Mme Primevert, Mme L'Eleu de La Simone

Avocats :

Me Bouzidi-Fabre, Me Meyung-Marchand, Me Pimor, Me Labbas

T. com. Paris, du 15 avr. 2019, n° 17/01…

15 avril 2019

La société Ineo Télésécurité Services est une société spécialisée dans la télésurveillance et le gardiennage. Pour assurer la surveillance et la sécurité incendie du site de l'un de ses clients (GRT Gaz), elle a fait appel à la sas MSI Sécurité qui a pour activité de mettre à disposition des agents spécialisés Sécurité et SSIAP (Service de Sécurité Incendie et Assistance à Personnes). A compter du 1er novembre 2012, la société Ineo Télésécurité Services a sous-traité à la société MSI Sécurité des prestations de sécurité privée sur les sites industriels de son client la société GRT Gaz. Après ce premier contrat, les parties signent un contrat-cadre le 1er janvier 2013. Le 31 mars 2014 la société Ineo a adressé par lettre recommandée avec avis de réception une résiliation du contrat de service conclu entre elles à effet au 4 avril 2014 à raison de l'agissement fautif d'un employé de MSI soupçonné d'avoir téléchargé, dans les locaux et sur un ordinateur du client, des films dont le visionnage est passible de poursuites pénales. 
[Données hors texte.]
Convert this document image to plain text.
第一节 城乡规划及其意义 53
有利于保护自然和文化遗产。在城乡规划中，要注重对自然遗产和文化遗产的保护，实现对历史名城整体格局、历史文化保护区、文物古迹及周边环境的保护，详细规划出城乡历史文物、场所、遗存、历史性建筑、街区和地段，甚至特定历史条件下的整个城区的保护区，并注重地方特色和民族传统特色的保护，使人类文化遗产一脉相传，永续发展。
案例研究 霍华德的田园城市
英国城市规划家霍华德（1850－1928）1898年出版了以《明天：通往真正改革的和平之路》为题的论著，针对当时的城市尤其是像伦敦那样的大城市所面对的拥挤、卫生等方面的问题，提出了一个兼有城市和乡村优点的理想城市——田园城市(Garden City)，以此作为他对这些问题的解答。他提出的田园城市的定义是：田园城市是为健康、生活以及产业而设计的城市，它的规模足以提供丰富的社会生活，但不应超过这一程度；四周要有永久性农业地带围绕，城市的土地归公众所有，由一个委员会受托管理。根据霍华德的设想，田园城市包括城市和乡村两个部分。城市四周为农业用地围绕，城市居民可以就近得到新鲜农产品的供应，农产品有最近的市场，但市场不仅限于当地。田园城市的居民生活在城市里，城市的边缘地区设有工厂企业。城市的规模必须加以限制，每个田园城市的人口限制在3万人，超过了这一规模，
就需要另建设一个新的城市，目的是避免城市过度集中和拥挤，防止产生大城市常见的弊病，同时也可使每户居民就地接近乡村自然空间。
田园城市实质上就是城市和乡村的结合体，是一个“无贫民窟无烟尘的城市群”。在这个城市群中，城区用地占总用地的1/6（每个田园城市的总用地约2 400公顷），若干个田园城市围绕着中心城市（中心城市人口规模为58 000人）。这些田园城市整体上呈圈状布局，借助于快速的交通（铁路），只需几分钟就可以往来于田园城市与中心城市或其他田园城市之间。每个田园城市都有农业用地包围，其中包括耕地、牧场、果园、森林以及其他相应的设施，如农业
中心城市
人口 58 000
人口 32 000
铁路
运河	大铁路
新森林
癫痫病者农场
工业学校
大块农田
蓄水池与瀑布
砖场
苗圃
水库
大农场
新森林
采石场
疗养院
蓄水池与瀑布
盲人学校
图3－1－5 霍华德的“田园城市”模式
Par assignation en référé du 5 août 2014, la société MSI Sécurité a demandé au président du tribunal de commerce de Nanterre de condamner la société Ineo Télésécurité à lui payer en principal la somme de 39 699,92 euros au titre de ses factures de prestation de services, augmentée des intérêts légaux. Suivant ordonnance du 25 septembre 2014, le président a constaté la remise à la barre par la société Ineo d'un chèque bancaire d'un montant de 21 879,74 euros et a dit n'y avoir lieu à référé sur le surplus.

Suivant acte du 27 mars 2015, la société MSI a fait assigner la société Ineo Télésécurité devant le tribunal de commerce de Nanterre. Par jugement du 20 octobre 2016, le tribunal de commerce de Nanterre s'est déclaré incompétent au profit du tribunal de commerce de Paris.

Par jugement du 15 avril 2019 le tribunal de commerce de Paris, retenant qu'il existait des relations commerciales suivies, régulières et stables entre les parties depuis novembre 2012 et que la société Ineo ne produisait aucun autre élément de preuve de l'infraction invoquée que le témoignage d'un employé, a :

dit que la snc Ineo Télésécurité Services a rompu de manière brutale le contrat cadre du 1er janvier 2013 conclu la snc Ineo Télésécurité Services et la Sas MSI Sécurité,

condamné la snc Ineo Télésécurité Services à payer la Sas MSI Sécurité la somme de 52 668 euros au titre de dommages et intérêts pour rupture brutale du contrat,

condamné la snc Ineo Télésécurité Services à payer à la Sas MSI Sécurité la somme de 17 820,18 euros TTC au titre des factures 14 03 037 038, 039 et 14 04 004, 005, 006, 007, augmentée des intérêts au taux légal à compter du 19 juin 2014,

condamné la snc Ineo Télésécurité Services à payer la sas MSI Sécurité la somme de 4 000 euros au titre de l'article 700 du code de procédure civile,

débouté les parties de leurs demandes autres, plus amples ou contraires,

ordonné l'exécution provisoire,

condamné la snc Ineo Télésécurité Services aux dépens.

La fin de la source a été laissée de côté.